Mountain range in Lincoln County, Nevada

The Mount Irish Range is a mountain range in Lincoln County, Nevada. The range is bounded by the Coal Valley to the north, the Pahranagat Valley to the east, the Tikaboo Valley to the southwest and the Wild Horse Valley to the northwest. Surrounding ranges include the Seaman Range and Hiko Range to the east, the Pahranagat Range and East Pahranagat Range to the south and south east, the Groom Range to the southwest, the Timpahute Range to the west and the Golden Gate Range across Murphy Gap to the northwest.

Silver was mined on the east flank of Mount Irish along Silver Canyon just north of the ghost town of Logan in the 1860s and 1870s.

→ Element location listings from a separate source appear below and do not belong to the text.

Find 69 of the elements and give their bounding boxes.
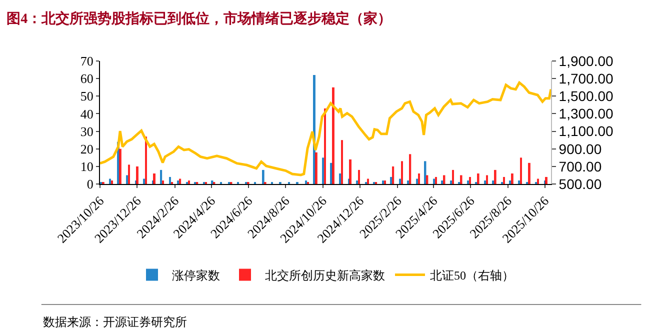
bar	[477, 173, 480, 184]
chart-title: 图4：北交所强势股指标已到低位，市场情绪已逐步稳定（家）	[6, 10, 392, 28]
bar	[399, 178, 401, 184]
bar	[169, 176, 171, 184]
bar	[401, 161, 403, 184]
bar	[409, 154, 412, 184]
y-tick-label: 30	[80, 124, 94, 139]
legend-label: 涨停家数	[172, 268, 220, 282]
bar	[443, 175, 446, 184]
bar	[452, 170, 454, 184]
y2-tick-label: 1,100.00	[558, 123, 614, 140]
bar	[450, 180, 452, 184]
bar	[367, 178, 369, 184]
y2-tick-label: 1,700.00	[558, 70, 614, 86]
bar	[160, 170, 162, 184]
bar	[341, 140, 343, 184]
bar	[416, 178, 418, 184]
bar	[315, 152, 318, 184]
y-tick-label: 0	[86, 176, 94, 192]
bar	[356, 180, 358, 184]
y2-tick-label: 900.00	[558, 140, 602, 157]
bar	[460, 175, 462, 184]
bar	[324, 108, 326, 184]
y-tick-label: 70	[80, 54, 94, 69]
bar	[322, 158, 324, 184]
bar	[511, 173, 514, 184]
bar	[486, 175, 488, 184]
y-tick-label: 10	[80, 158, 94, 174]
source-note: 数据来源：开源证券研究所	[43, 315, 187, 329]
bar	[503, 176, 505, 184]
bar	[392, 166, 394, 184]
legend-label: 北证50（右轴）	[430, 268, 514, 282]
y-tick-label: 50	[80, 88, 94, 104]
bar	[424, 161, 426, 184]
bar	[494, 170, 496, 184]
bar	[162, 180, 164, 184]
y2-tick-label: 700.00	[558, 158, 602, 174]
y2-tick-label: 1,500.00	[558, 88, 614, 104]
y2-tick-label: 1,900.00	[558, 52, 614, 69]
y2-tick-label: 1,300.00	[558, 106, 614, 122]
bar	[484, 180, 486, 184]
bar	[153, 173, 156, 184]
bar	[143, 178, 146, 184]
bar	[407, 180, 410, 184]
bar	[358, 170, 360, 184]
y-tick-label: 20	[80, 141, 94, 156]
bar	[537, 178, 539, 184]
bar	[426, 175, 428, 184]
y-tick-label: 60	[80, 71, 94, 86]
legend-label: 北交所创历史新高家数	[265, 268, 385, 282]
bar	[520, 158, 522, 184]
bar	[390, 176, 392, 184]
y2-tick-label: 500.00	[558, 176, 602, 192]
bar	[545, 176, 548, 184]
bar	[349, 159, 352, 184]
bar	[128, 164, 130, 184]
bar	[339, 173, 342, 184]
bar	[332, 87, 334, 184]
bar	[136, 166, 138, 184]
bar	[119, 148, 122, 184]
line-series	[100, 81, 551, 176]
bar	[469, 176, 471, 184]
bar	[467, 180, 469, 184]
bar	[418, 173, 420, 184]
bar	[262, 170, 264, 184]
y-tick-label: 40	[80, 106, 94, 122]
bar	[126, 175, 128, 184]
bar	[528, 162, 530, 184]
bar	[518, 180, 520, 184]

The ghost town of Crystal Springs also populated during this time lies about 7 mi to the east at the intersection of US Route 93, Nevada Route 318 and Nevada Route 375. The community of Hiko lies five miles north of Crystal Springs on Route 318. Route 375 crosses the extreme south end of the range at Hancock Summit.

The Mount Irish Wilderness lies to the south of Mount Irish and consists of 28,274 acres of the range. Designated by the U.S. Congress in 2004, the area is managed by the Bureau of Land Management. Elevations range from 4,800 feet (1463 m) to 7,504 feet (2287 m).

The Mount Irish Archaeological District consists of four sites on Logan Canyon Road just to the east of the old Logan townsite and just north of the Mount Irish Wilderness Area boundary.